TSK'nın açıklamasını okuduktan sonra, ‘…İlker Başbuğa devletimiz ‘
Şeref Madalyası' verecekmiş. Bence ‘Şeref Madalyası' verilecek birisi varsa oda Mehmet
Baransu'dur. .Askerlerinin göz göre göre ölümünü seyredenlere madalyası vereceğinize, bunları ortaya çıkarıp daha fazla şehidimizin olmamasını sağlayan ve hatta komutanlardan daha çok askerlerimizi koruyan
Mehmet Baransu'ya bu
ödül verilmeli … Şu an askerlerimizi komutanlardan daha çok sizin gibi gazeteciler koruyor. İşin gerçek yüzünü siz ortaya çıkartmasanız, şimdiki şehit sayısının en az 3-4 katı daha fazla şehit verirdik ve hükümet de çoktan düşmüş olurdu ve hatta bu gerekçeden dolayı
darbe de olurdu. Bu ülkenin gerçek kahramanları sizin gibi düşünen gazetecilerdir….' diyen İrfan Aslan böylesi bir e-mail ile düşüncelerini açıklıyor. Neden???

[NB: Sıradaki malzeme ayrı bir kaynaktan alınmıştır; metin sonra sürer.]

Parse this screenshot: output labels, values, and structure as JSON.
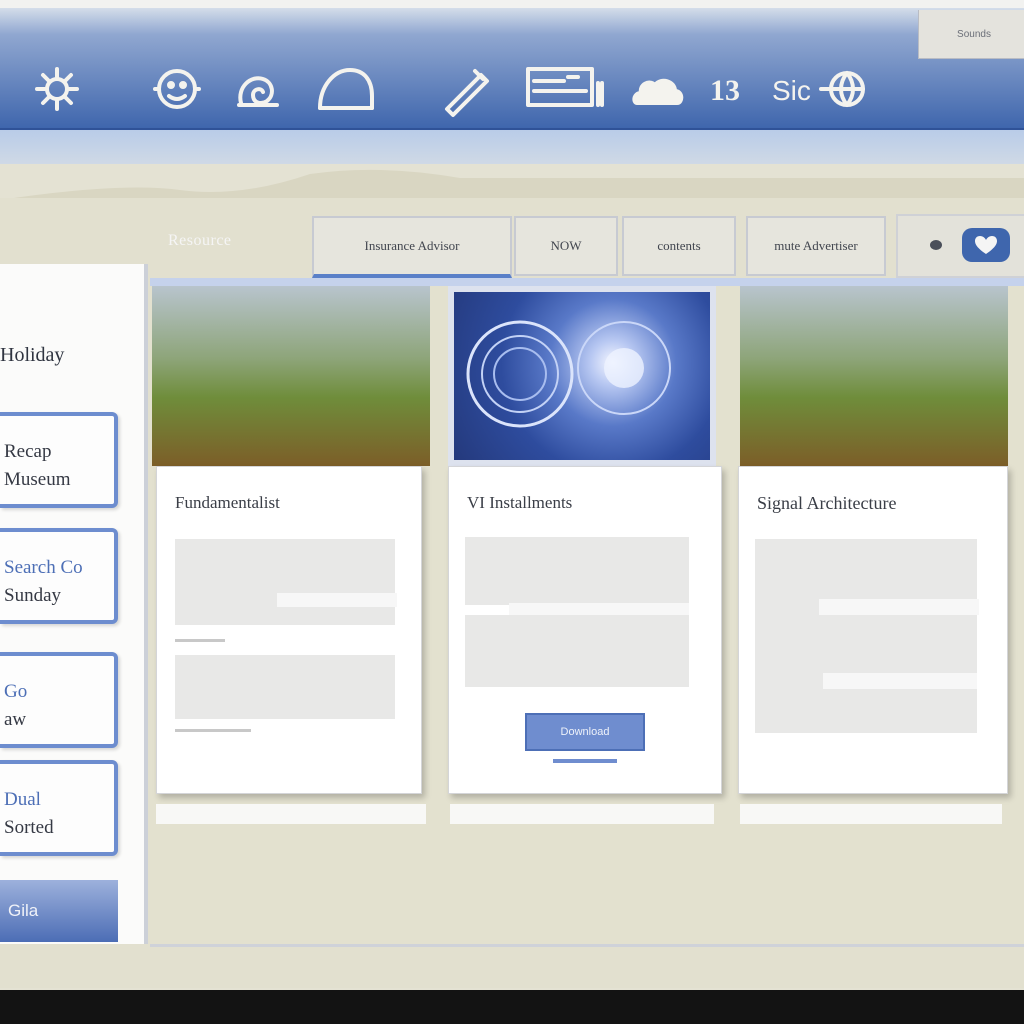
{
  "window": {
    "corner_label": "Sounds"
  },
  "toolbar": {
    "items": [
      {
        "icon": "settings-icon"
      },
      {
        "icon": "user-icon"
      },
      {
        "icon": "snail-icon"
      },
      {
        "icon": "helmet-icon"
      },
      {
        "icon": "pen-icon"
      },
      {
        "icon": "printer-icon"
      },
      {
        "icon": "cloud-icon"
      },
      {
        "text": "13"
      },
      {
        "text": "Sic",
        "icon": "globe-icon"
      }
    ]
  },
  "tabbar": {
    "label": "Resource",
    "tabs": [
      "Insurance Advisor",
      "NOW",
      "contents",
      "mute Advertiser"
    ],
    "right_icon": "heart-icon"
  },
  "sidebar": {
    "title": "Holiday",
    "buttons": [
      {
        "line1": "Recap",
        "line2": "Museum"
      },
      {
        "line1": "Search Co",
        "line2": "Sunday"
      },
      {
        "line1": "Go",
        "line2": "aw"
      },
      {
        "line1": "Dual",
        "line2": "Sorted"
      }
    ],
    "footer": "Gila"
  },
  "cards": [
    {
      "title": "Fundamentalist",
      "hero": "landscape"
    },
    {
      "title": "VI Installments",
      "hero": "space",
      "button_label": "Download"
    },
    {
      "title": "Signal Architecture",
      "hero": "landscape"
    }
  ],
  "colors": {
    "toolbar_dark": "#3f66ad",
    "accent": "#6d8dcf",
    "background": "#e4e2d3",
    "card": "#ffffff"
  }
}
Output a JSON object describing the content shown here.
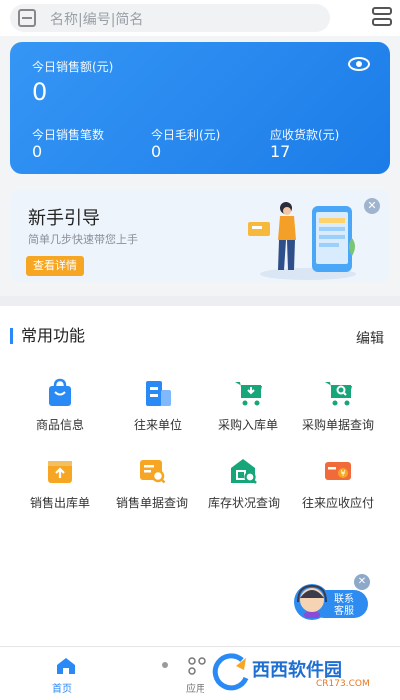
{
  "search": {
    "placeholder": "名称|编号|简名"
  },
  "sales": {
    "today_sales_label": "今日销售额(元)",
    "today_sales_value": "0",
    "today_count_label": "今日销售笔数",
    "today_count_value": "0",
    "today_profit_label": "今日毛利(元)",
    "today_profit_value": "0",
    "receivable_label": "应收货款(元)",
    "receivable_value": "17"
  },
  "guide": {
    "title": "新手引导",
    "subtitle": "简单几步快速带您上手",
    "button": "查看详情",
    "close": "✕"
  },
  "functions": {
    "section_title": "常用功能",
    "edit_label": "编辑",
    "items": [
      {
        "label": "商品信息",
        "icon": "bag-icon",
        "color": "#2a8af5"
      },
      {
        "label": "往来单位",
        "icon": "building-icon",
        "color": "#2a8af5"
      },
      {
        "label": "采购入库单",
        "icon": "cart-in-icon",
        "color": "#17a67a"
      },
      {
        "label": "采购单据查询",
        "icon": "cart-search-icon",
        "color": "#17a67a"
      },
      {
        "label": "销售出库单",
        "icon": "box-out-icon",
        "color": "#f6a623"
      },
      {
        "label": "销售单据查询",
        "icon": "doc-search-icon",
        "color": "#f6a623"
      },
      {
        "label": "库存状况查询",
        "icon": "warehouse-search-icon",
        "color": "#17a67a"
      },
      {
        "label": "往来应收应付",
        "icon": "money-icon",
        "color": "#f06a3a"
      }
    ]
  },
  "nav": {
    "home_label": "首页",
    "apps_label": "应用"
  },
  "service": {
    "label_line1": "联系",
    "label_line2": "客服",
    "close": "✕"
  },
  "watermark": {
    "brand": "西西软件园",
    "url": "CR173.COM"
  }
}
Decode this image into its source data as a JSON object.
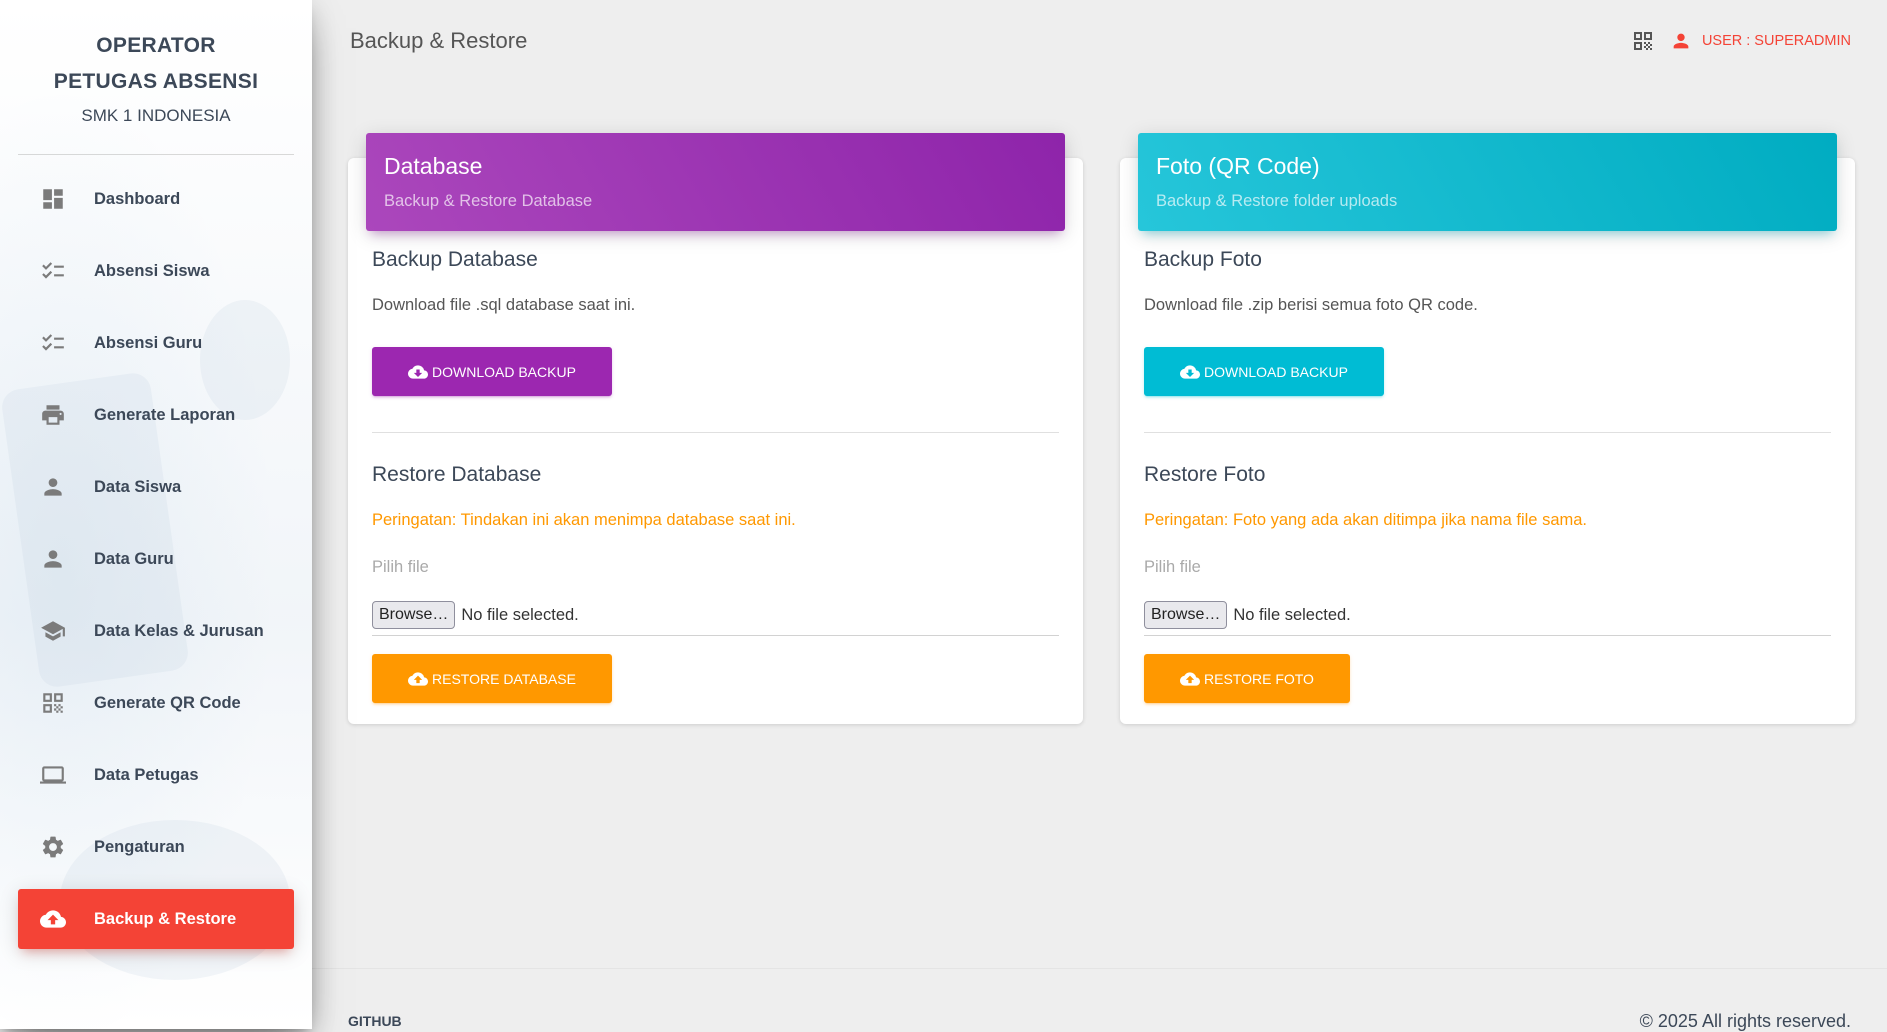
{
  "sidebar": {
    "brand": {
      "line1": "OPERATOR",
      "line2": "PETUGAS ABSENSI",
      "line3": "SMK 1 INDONESIA"
    },
    "items": [
      {
        "label": "Dashboard",
        "icon": "dashboard-icon"
      },
      {
        "label": "Absensi Siswa",
        "icon": "checklist-icon"
      },
      {
        "label": "Absensi Guru",
        "icon": "checklist-icon"
      },
      {
        "label": "Generate Laporan",
        "icon": "print-icon"
      },
      {
        "label": "Data Siswa",
        "icon": "person-icon"
      },
      {
        "label": "Data Guru",
        "icon": "person-icon"
      },
      {
        "label": "Data Kelas & Jurusan",
        "icon": "school-icon"
      },
      {
        "label": "Generate QR Code",
        "icon": "qr-code-icon"
      },
      {
        "label": "Data Petugas",
        "icon": "laptop-icon"
      },
      {
        "label": "Pengaturan",
        "icon": "gear-icon"
      },
      {
        "label": "Backup & Restore",
        "icon": "cloud-upload-icon",
        "active": true
      }
    ]
  },
  "navbar": {
    "title": "Backup & Restore",
    "qr_icon": "qr-code-icon",
    "user_label": "USER : SUPERADMIN"
  },
  "cards": {
    "database": {
      "title": "Database",
      "subtitle": "Backup & Restore Database",
      "backup_title": "Backup Database",
      "backup_desc": "Download file .sql database saat ini.",
      "download_label": "DOWNLOAD BACKUP",
      "restore_title": "Restore Database",
      "warning": "Peringatan: Tindakan ini akan menimpa database saat ini.",
      "file_label": "Pilih file",
      "browse_label": "Browse…",
      "no_file": "No file selected.",
      "restore_label": "RESTORE DATABASE",
      "color": "#9c27b0"
    },
    "foto": {
      "title": "Foto (QR Code)",
      "subtitle": "Backup & Restore folder uploads",
      "backup_title": "Backup Foto",
      "backup_desc": "Download file .zip berisi semua foto QR code.",
      "download_label": "DOWNLOAD BACKUP",
      "restore_title": "Restore Foto",
      "warning": "Peringatan: Foto yang ada akan ditimpa jika nama file sama.",
      "file_label": "Pilih file",
      "browse_label": "Browse…",
      "no_file": "No file selected.",
      "restore_label": "RESTORE FOTO",
      "color": "#00bcd4"
    }
  },
  "footer": {
    "link": "GITHUB",
    "copyright": "© 2025 All rights reserved."
  },
  "colors": {
    "accent_red": "#f44336",
    "warning_orange": "#ff9800"
  }
}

Yukarıdaki şekliyle TSK'nın yaptığı bu açıklama bağlamında düşüncelerini ifade eden
psikolog,
emekli albay, Prof. Dr.
Nevzat Tarhan, Türkiye de hiç bir askeri
yetkilinin “hata yaptık” de(ye)mediğine dikkat çekmekte ve; ‘…hata yaptık demezler çünkü, otoriter, monist birden çok düşünceye tahammül edemeyen zihin yapısı kusurlu bir olayı hep kendisi dışında bir nedene bağlarlar. Duymadınız! Çünkü kendi mesleğine aşırı çoşku ile ve ölçüsüzce Harbiyeli tabiri ile “
ibadet aşkı ile” bağlıdırlar. Kendi
davasına bağlılığı o noktadadır ki bağnazlık sınırındadır. Bağnaz insan kendini
sorgulamayı aklının ucundan bile geçirmez. Duymadınız! Çünkü kendi değerlerine körü körüne bağlıdır bu nedenle eleştiriye tahammülsüzdür. Eleştireni resmi olarak çok duyduğumuz tanımla “maksatlı ve kötü niyetli” olarak tanımlar. Duymadınız! Çünkü askeri fanatizm dünyayı sadece kendi ölçüleri içinde algılar ve beğenmediği her şeyi değiştirmek ister. “Kahramanca ölür” ama değişmez. Çünkü kendi egosunu kutsallaştırmıştır. Duymadınız! Çünkü askeri fanatizmin en çok nefret ettiği kelime uzlaşmadır. Fanatik kişinin gözünde uzlaşma arayışı içinde olanlar “ihanet” içindedirler. Bu yüzden de ünlü sosyal psikolog Amos Oz “
hain” sözcüğünü, “değişmek istemeyenlerin değişenlere yakıştırdıkları bir sıfat” olarak tanımlıyor. Duymadınız! Çünkü empati yeteneği gelişmemiştir. İnsan kendisine benzediğini düşündüğü insana empati yapar. Hantepe'de savaşan çocuğu kendi çocuğu gibi görememektedir. Eğer kendi çocuğu gibi görse helikopterler ne yapıp edip o bölgeye iner ve teröristlerin canına okurdu. Bordo bereli askerleri hemen oraya sevk eder gereğini yapardı. Orada bir or
generalin oğlu askerlik yapsa aynı şeyler yaşanmazdı bence. Duymadınız! Çünkü askeri fanatizm toplum yanlısı bir anlayışa sahip değildir. Toplumu kültürsüz kalabalık olarak görür. Duymadınız! Çünkü kişisel gururu nedeniyle başarısız olmaktan korkmaktadır. Hata yaptığını
itiraf etmektense kahramanca ölmeyi
tercih eder. Duymadınız! Çünkü kendi eylemlerinin sorumluluğundan kaçar. Otorite figürü kutsaldır yani “
Genelkurmay cemaati”ni yeryüzü tanrısı gibi görür. “Asker hata yapmaz” öğretisi ile yetiştiği için hataları “olağan telefat,
iş kazası” diye küçümserler…' haklı ve acı değerlendirmelerinde bulunur.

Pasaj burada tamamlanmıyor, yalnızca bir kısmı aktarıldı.